Liver transplantation (LT) is the treatment of choice for unresectable early hepatocellular carcinoma (HCC). Previous studies demonstrated that Alpha-fetoprotein (AFP) is an important biomarker of prognosis and tumor recurrence.

Aims

The aim of our study was to analyze the role of AFP in the post-transplant outcomes of HCC patients undergoing LT.

Methods

We conducted a multicenter, retrospective cohort study, analyzing medical records of 1,119 liver transplant recipients with HCC in Brazil. Survival curves were presented using the Kaplan-Meier and compared using the log-rank test. Univariate cox regression analysis was fitted. We performed an evaluation of the effect of the continuous variable on the risk ratio, to define the best "cutoff point" of AFP level at HCC diagnosis and pre-transplantation capable of differentiating patients from risk of recurrence and survival.

Results

Among 1,119 cases, 81% of patients were male, with a mean age at transplantation of 58 years. At HCC diagnosis, 85% were within Milan Criteria (MC).
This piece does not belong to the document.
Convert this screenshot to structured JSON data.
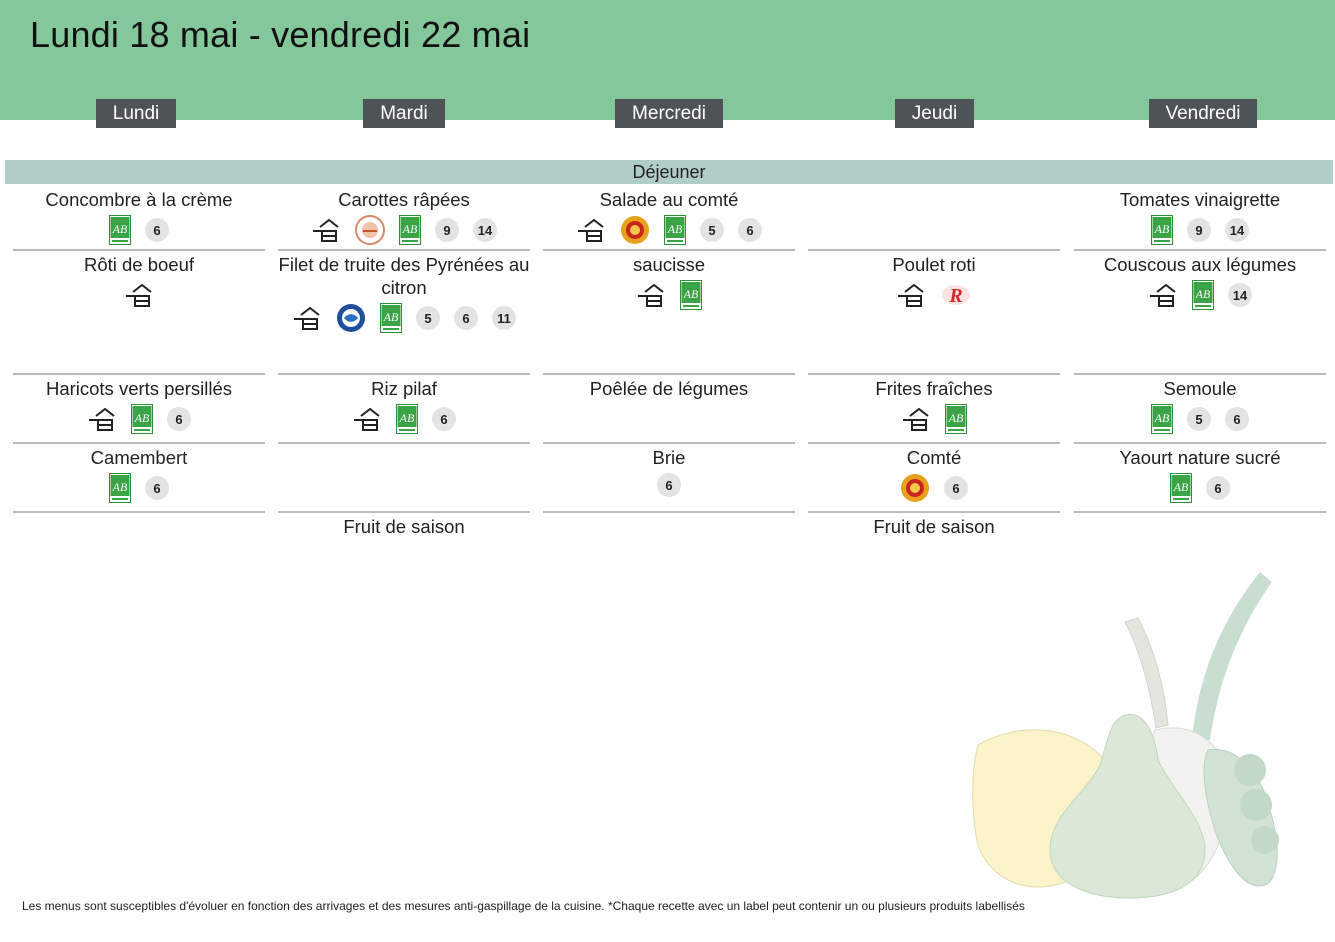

Median pre-LT AFP was 9.7 ng/ml (0-40,800 ng/ml) and 51% of patients had pre-LT AFP ≤ 10 ng/ml. The overall survival was 63% in 5 years and post-LT HCC recurrence was observed in 8% of patients. We found AFP > 400ng/ml at HCC diagnosis and AFP pre-LT > 200ng/ml as the better “cutoff points” for both overall survival and recurrence risk. Patients with AFP pre-LT ≤ 200 ng/ml had a better overall survival and recurrence-free survival compared with patients with AFP > 200 ng/ml, respectively, 76% and 92% versus 67% and 66% in 5-years (p <0.001). Pre-LT AFP >200ng/ml and being outside MC at diagnosis were also independent risk factors for post-LT HCC recurrence and poor survival in multivariate analysis.

Conclusions

Our study demonstrated role of AFP as a main pre-transplant prognostic factor, both to predict post-LT tumor recurrence and survival.